GNU find is a file search utility. The Euler equations describe fluid flow. Yu-Gi-Oh is a card game. All three are computationally more powerful than their designers intended — and the degree of excess maps precisely onto the structure of their interactions.
find becomes Turing-complete through -exec, which lets search results feed back into further predicates. The predicates themselves are finite. The feedback loop is what creates unbounded computation. Oka's three independent proofs (arXiv 2602.20762) each exploit a different feedback pathway, but all require the state of the search to influence the search's next step.
The Euler equations become Turing-complete through nonlinearity. Cardona, Miranda, Peralta-Salas, and Presas showed in 2021 that ideal fluid flows can simulate any Turing machine. The conservation laws are local and simple. But the nonlinear coupling between velocity and pressure allows information to be encoded in the flow field and processed by its own evolution. The fluid computes by flowing through itself.

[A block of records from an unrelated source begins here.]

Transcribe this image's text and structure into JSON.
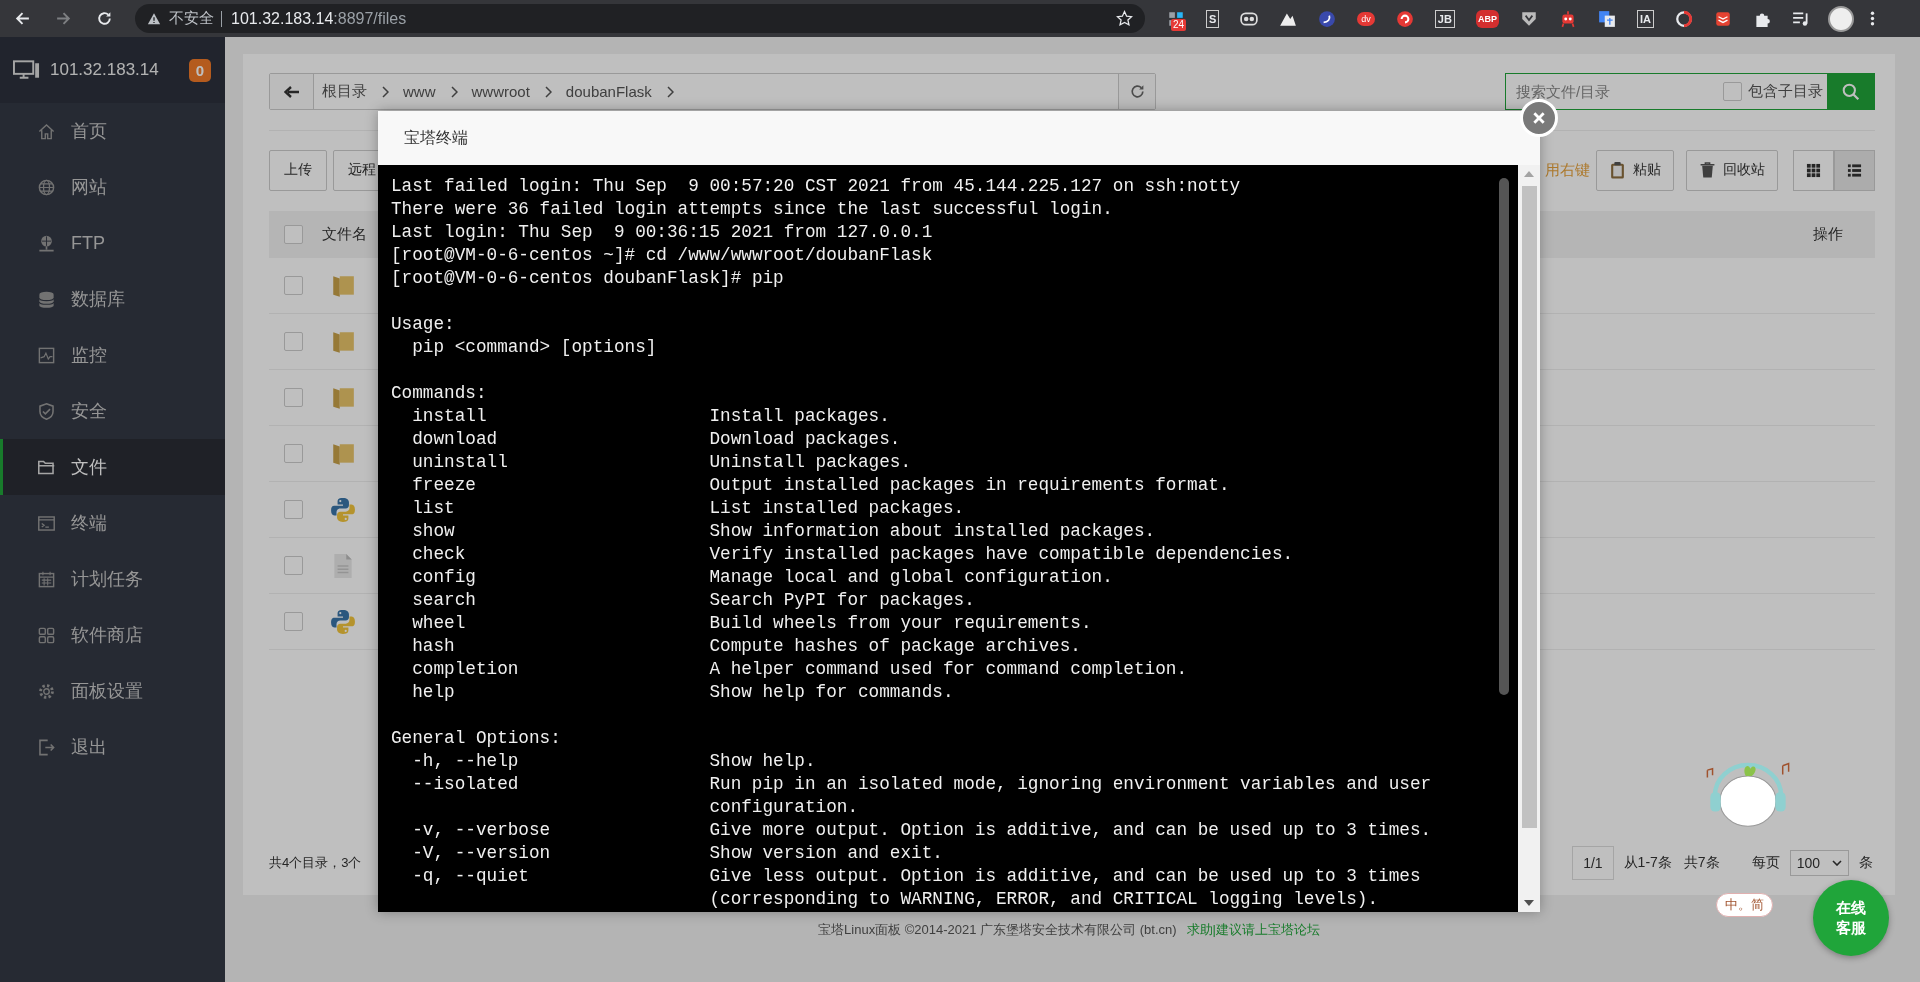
{
  "browser": {
    "security": "不安全",
    "host": "101.32.183.14",
    "path": ":8897/files",
    "extensions": [
      {
        "kind": "grid",
        "badge": "24"
      },
      {
        "kind": "letter",
        "text": "S"
      },
      {
        "kind": "owl"
      },
      {
        "kind": "mountain"
      },
      {
        "kind": "swirl"
      },
      {
        "kind": "pill",
        "text": "dv"
      },
      {
        "kind": "arrow"
      },
      {
        "kind": "letter",
        "text": "JB"
      },
      {
        "kind": "octagon",
        "text": "ABP"
      },
      {
        "kind": "shield"
      },
      {
        "kind": "robot"
      },
      {
        "kind": "translate"
      },
      {
        "kind": "letter",
        "text": "IA"
      },
      {
        "kind": "ring"
      },
      {
        "kind": "stack"
      },
      {
        "kind": "puzzle"
      },
      {
        "kind": "playlist"
      }
    ]
  },
  "sidebar": {
    "host": "101.32.183.14",
    "badge": "0",
    "items": [
      {
        "label": "首页",
        "selected": false
      },
      {
        "label": "网站",
        "selected": false
      },
      {
        "label": "FTP",
        "selected": false
      },
      {
        "label": "数据库",
        "selected": false
      },
      {
        "label": "监控",
        "selected": false
      },
      {
        "label": "安全",
        "selected": false
      },
      {
        "label": "文件",
        "selected": true
      },
      {
        "label": "终端",
        "selected": false
      },
      {
        "label": "计划任务",
        "selected": false
      },
      {
        "label": "软件商店",
        "selected": false
      },
      {
        "label": "面板设置",
        "selected": false
      },
      {
        "label": "退出",
        "selected": false
      }
    ]
  },
  "breadcrumb": [
    "根目录",
    "www",
    "wwwroot",
    "doubanFlask"
  ],
  "search": {
    "placeholder": "搜索文件/目录",
    "include_sub": {
      "label": "包含子目录",
      "checked": false
    }
  },
  "toolbar": {
    "buttons": [
      "上传",
      "远程"
    ],
    "hint": "用右键",
    "actions": [
      "粘贴",
      "回收站"
    ],
    "views": [
      {
        "selected": false
      },
      {
        "selected": true
      }
    ]
  },
  "table": {
    "columns": [
      "文件名",
      "操作"
    ],
    "select_all": {
      "checked": false
    },
    "rows": [
      {
        "kind": "folder",
        "checked": false
      },
      {
        "kind": "folder",
        "checked": false
      },
      {
        "kind": "folder",
        "checked": false
      },
      {
        "kind": "folder",
        "checked": false
      },
      {
        "kind": "python",
        "checked": false
      },
      {
        "kind": "text",
        "checked": false
      },
      {
        "kind": "python",
        "checked": false
      }
    ]
  },
  "summary": "共4个目录，3个",
  "pagination": {
    "page": "1/1",
    "range": "从1-7条",
    "total": "共7条",
    "per_page_label": "每页",
    "per_page": "100",
    "unit": "条"
  },
  "footer": {
    "text": "宝塔Linux面板 ©2014-2021 广东堡塔安全技术有限公司 (bt.cn)",
    "link": "求助|建议请上宝塔论坛"
  },
  "modal": {
    "title": "宝塔终端",
    "blocks": [
      [
        {
          "kind": "line",
          "text": "Last failed login: Thu Sep  9 00:57:20 CST 2021 from 45.144.225.127 on ssh:notty"
        },
        {
          "kind": "line",
          "text": "There were 36 failed login attempts since the last successful login."
        },
        {
          "kind": "line",
          "text": "Last login: Thu Sep  9 00:36:15 2021 from 127.0.0.1"
        },
        {
          "kind": "line",
          "text": "[root@VM-0-6-centos ~]# cd /www/wwwroot/doubanFlask"
        },
        {
          "kind": "line",
          "text": "[root@VM-0-6-centos doubanFlask]# pip"
        }
      ],
      [
        {
          "kind": "line",
          "text": "Usage:"
        },
        {
          "kind": "line",
          "text": "  pip <command> [options]"
        }
      ],
      [
        {
          "kind": "line",
          "text": "Commands:"
        },
        {
          "kind": "option",
          "name": "install",
          "desc": "Install packages."
        },
        {
          "kind": "option",
          "name": "download",
          "desc": "Download packages."
        },
        {
          "kind": "option",
          "name": "uninstall",
          "desc": "Uninstall packages."
        },
        {
          "kind": "option",
          "name": "freeze",
          "desc": "Output installed packages in requirements format."
        },
        {
          "kind": "option",
          "name": "list",
          "desc": "List installed packages."
        },
        {
          "kind": "option",
          "name": "show",
          "desc": "Show information about installed packages."
        },
        {
          "kind": "option",
          "name": "check",
          "desc": "Verify installed packages have compatible dependencies."
        },
        {
          "kind": "option",
          "name": "config",
          "desc": "Manage local and global configuration."
        },
        {
          "kind": "option",
          "name": "search",
          "desc": "Search PyPI for packages."
        },
        {
          "kind": "option",
          "name": "wheel",
          "desc": "Build wheels from your requirements."
        },
        {
          "kind": "option",
          "name": "hash",
          "desc": "Compute hashes of package archives."
        },
        {
          "kind": "option",
          "name": "completion",
          "desc": "A helper command used for command completion."
        },
        {
          "kind": "option",
          "name": "help",
          "desc": "Show help for commands."
        }
      ],
      [
        {
          "kind": "line",
          "text": "General Options:"
        },
        {
          "kind": "option",
          "name": "-h, --help",
          "desc": "Show help."
        },
        {
          "kind": "option",
          "name": "--isolated",
          "desc": "Run pip in an isolated mode, ignoring environment variables and user configuration."
        },
        {
          "kind": "option",
          "name": "-v, --verbose",
          "desc": "Give more output. Option is additive, and can be used up to 3 times."
        },
        {
          "kind": "option",
          "name": "-V, --version",
          "desc": "Show version and exit."
        },
        {
          "kind": "option",
          "name": "-q, --quiet",
          "desc": "Give less output. Option is additive, and can be used up to 3 times (corresponding to WARNING, ERROR, and CRITICAL logging levels)."
        }
      ]
    ]
  },
  "ime": "中。简",
  "chat_button": "在线客服"
}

Yu-Gi-Oh goes further. Mézáros, Simonyi, and Woeginger prove (arXiv 2603.02863) that optimal play is Π¹₁-complete — not just undecidable but located in the analytical hierarchy, beyond what any Turing machine can decide. The mechanism: adversarial interaction. Magic: The Gathering reached Turing-completeness through a single player's self-referential constructions. Yu-Gi-Oh reaches the analytical hierarchy through the quantifier structure of two-player interaction: “for all opponent responses, there exists a move such that for all subsequent responses...” The infinite alternation of quantifiers is what the analytical hierarchy was invented to classify.
The pattern: intended complexity predicts nothing about actual complexity. The gap is set by the coupling mechanism, and coupling mechanisms have their own hierarchy.
Self-referential feedback (find's -exec) reaches Turing-completeness. Nonlinear self-interaction (Euler) reaches Turing-completeness by a different route. Adversarial alternation (Yu-Gi-Oh) exceeds Turing-completeness entirely. The hierarchy of computational accidents is not random — it maps onto the hierarchy of interaction structures. Feedback loops compute. Adversarial feedback loops compute more than computation.
The deepest irony is temporal. find was written in the 1970s. The Euler equations were written in the 1750s. Yu-Gi-Oh was designed in the 1990s. In each case, the computational power was present from the beginning — it took decades or centuries to notice. The depth was always there. Only the recognition was late.